The other thing, from us veterans of modern wars... just how freaking *slow* that airplane is!


And yes, of course, we do have something similar in the Arsenal of Argghhh!

[This pic embiggenates]

H/t Kevin for the link to the video.


I just happened to have finished reading Herbert McBrides "The Emma Gees."  Good read - free from the Gutenberg Project.  It contains much of the same information as his later "A Rifleman Went To War," but was written during the war years.  You can pick up a little OpSec in it.  I suspect you have both books already, but the Emma Gees has been hard to find until PG republished it as an eBook. That film is a fascinating look into the period.
I do, indeed, have both.  As originals.  Flea markets are marvelous places!
 You can really see those MG's venting gas from the gasport under the barrel, Noticed it seems they cut filming as the MG jammed and then spliced in some film of it firing again. Can't say I blame the observer from bailing early on.
""just how freaking *slow* that airplane is!""

My unit was exercising out near Gila Bend (its a dry heat), when we were "attacked". The attack was in the form of a little silver dot near the horizon. As I watched it, it "transformed" into a bigger silver aircraft, ROCKING along the ground right at us. It seemed to morph into a silent stubbly winged unpainted, faster than I could process, F104.... Milliseconds later, it was passed, directly over head, maybe 50 foot high, with no noise...then the BOOM, dirt in the mouth, tumbleweeds rushing past....A few seconds later, my mind processed the USAF did not have any F104....Turns out it was the Germans.....
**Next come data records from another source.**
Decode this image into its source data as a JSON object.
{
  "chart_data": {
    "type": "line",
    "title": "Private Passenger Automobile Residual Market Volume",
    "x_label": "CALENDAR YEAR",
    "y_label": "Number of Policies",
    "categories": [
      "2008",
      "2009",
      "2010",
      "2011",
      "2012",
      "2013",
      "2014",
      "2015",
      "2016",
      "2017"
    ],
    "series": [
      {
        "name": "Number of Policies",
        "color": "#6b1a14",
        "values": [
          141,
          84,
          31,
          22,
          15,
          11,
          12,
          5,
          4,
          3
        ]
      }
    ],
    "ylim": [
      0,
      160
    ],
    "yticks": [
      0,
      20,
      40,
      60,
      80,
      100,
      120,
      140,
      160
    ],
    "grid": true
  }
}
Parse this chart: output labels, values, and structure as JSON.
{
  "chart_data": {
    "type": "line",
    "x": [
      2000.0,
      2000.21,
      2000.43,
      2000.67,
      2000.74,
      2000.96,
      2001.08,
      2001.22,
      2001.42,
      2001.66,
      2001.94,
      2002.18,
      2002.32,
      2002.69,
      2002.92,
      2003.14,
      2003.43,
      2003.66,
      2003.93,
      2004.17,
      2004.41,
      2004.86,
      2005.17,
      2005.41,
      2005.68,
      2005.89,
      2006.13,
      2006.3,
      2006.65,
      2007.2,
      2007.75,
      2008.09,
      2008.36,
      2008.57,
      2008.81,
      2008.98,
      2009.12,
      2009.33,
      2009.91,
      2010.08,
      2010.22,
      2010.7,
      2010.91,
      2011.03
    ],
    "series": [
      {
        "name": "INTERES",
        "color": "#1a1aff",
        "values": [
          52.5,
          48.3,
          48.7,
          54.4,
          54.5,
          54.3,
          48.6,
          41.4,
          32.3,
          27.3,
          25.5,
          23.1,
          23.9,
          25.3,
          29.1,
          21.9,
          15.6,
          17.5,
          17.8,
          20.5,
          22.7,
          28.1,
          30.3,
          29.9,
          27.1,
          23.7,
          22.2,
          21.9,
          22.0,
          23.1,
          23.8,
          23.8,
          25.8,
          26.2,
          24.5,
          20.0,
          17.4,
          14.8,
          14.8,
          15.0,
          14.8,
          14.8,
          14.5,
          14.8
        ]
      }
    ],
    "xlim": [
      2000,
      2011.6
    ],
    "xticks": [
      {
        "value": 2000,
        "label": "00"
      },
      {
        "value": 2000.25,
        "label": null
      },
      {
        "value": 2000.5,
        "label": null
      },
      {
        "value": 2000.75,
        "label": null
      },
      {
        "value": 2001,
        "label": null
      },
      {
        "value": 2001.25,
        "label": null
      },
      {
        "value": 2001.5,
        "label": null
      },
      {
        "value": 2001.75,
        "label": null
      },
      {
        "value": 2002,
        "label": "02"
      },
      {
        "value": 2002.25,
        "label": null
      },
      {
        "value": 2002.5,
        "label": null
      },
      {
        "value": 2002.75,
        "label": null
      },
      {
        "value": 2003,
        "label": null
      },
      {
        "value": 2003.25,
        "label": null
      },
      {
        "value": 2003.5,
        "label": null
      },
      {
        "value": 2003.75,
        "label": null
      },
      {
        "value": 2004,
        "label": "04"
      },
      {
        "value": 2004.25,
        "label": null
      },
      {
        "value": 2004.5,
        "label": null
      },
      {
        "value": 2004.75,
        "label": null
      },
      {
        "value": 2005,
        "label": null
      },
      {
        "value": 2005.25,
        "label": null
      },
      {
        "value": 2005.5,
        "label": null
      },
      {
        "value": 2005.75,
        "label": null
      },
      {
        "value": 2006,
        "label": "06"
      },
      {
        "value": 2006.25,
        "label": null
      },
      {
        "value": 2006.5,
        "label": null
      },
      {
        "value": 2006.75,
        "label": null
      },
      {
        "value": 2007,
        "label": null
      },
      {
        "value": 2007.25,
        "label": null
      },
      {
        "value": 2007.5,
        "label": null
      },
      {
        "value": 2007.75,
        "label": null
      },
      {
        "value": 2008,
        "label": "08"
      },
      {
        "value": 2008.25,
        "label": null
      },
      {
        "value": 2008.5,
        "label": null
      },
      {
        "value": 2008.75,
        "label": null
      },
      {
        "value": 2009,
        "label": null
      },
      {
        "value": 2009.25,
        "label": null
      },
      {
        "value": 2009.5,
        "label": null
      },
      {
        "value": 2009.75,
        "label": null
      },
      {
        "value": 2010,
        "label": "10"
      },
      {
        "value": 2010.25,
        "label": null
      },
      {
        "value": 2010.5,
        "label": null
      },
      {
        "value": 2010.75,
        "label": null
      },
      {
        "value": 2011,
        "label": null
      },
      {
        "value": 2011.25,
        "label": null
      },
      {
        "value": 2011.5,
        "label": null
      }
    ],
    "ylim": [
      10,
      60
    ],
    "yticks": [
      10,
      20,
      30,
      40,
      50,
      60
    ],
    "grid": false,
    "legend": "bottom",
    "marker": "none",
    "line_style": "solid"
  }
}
Yeah, and the Germans fly that way because they can't in Germany.
The other thing, from us veterans of modern wars... just how freaking *slow* that airplane is!

It's a Fokker DVII, so it was capable of zipping along at about 110 knots, max. Looked like it was only doing about 90, though -- Unteroffizier Marwede may have been nursing a sick engine before he caught the Magic Bullet.

Bill T - if you want to see one up close and flying come visit us at Vintage Aero Flying Museum (VAFM), formally LaFayette1 Escadrille Flying Museum, ( at Platte Valley Airpark (18V)

Dunno if that's in range for Bill, but it sure is for SWWBO and I!
"It's a Fokker DVII"

And very possibly the best fighter of WWI.
"Yeah, but this Fokker was a Messerschmitt!"
Is that a woman entering the frame at about the 5:06 mark? 
Watch for rattlers on the runway at Platte Valley...!
The DVII was specifically mentioned by name in the Versailles Treaty. Reinhold Platz was a genius; Tony Fokker, not so much, except at business. 
I've flown past Old Rhinebeck in NY when they were putting on their air show (back in the '90s) -- I saw the DVII in the air and the Moraine-Saulnier parked in front of the hangar, and somewhere down below me was the S.E.-5A.

And me without a camera.
Thanks for that, John.  It does answer my question on the linking of the strips, but the ones they were using seemed to be coming flexibly linked from a container, vice the one on display in your armoury with the strips hard clipped together.  What is the most dangerous thing on that table?  Is it the spear point, the warhammer or the English army biscuits?

Just returned from an Australia Day foray to the movies to watch War Horse.  Lots of No. 1 Mk III's with the long range sights intact - but no 1907s with hooked quillions for Neffi.  Very much liked the movie.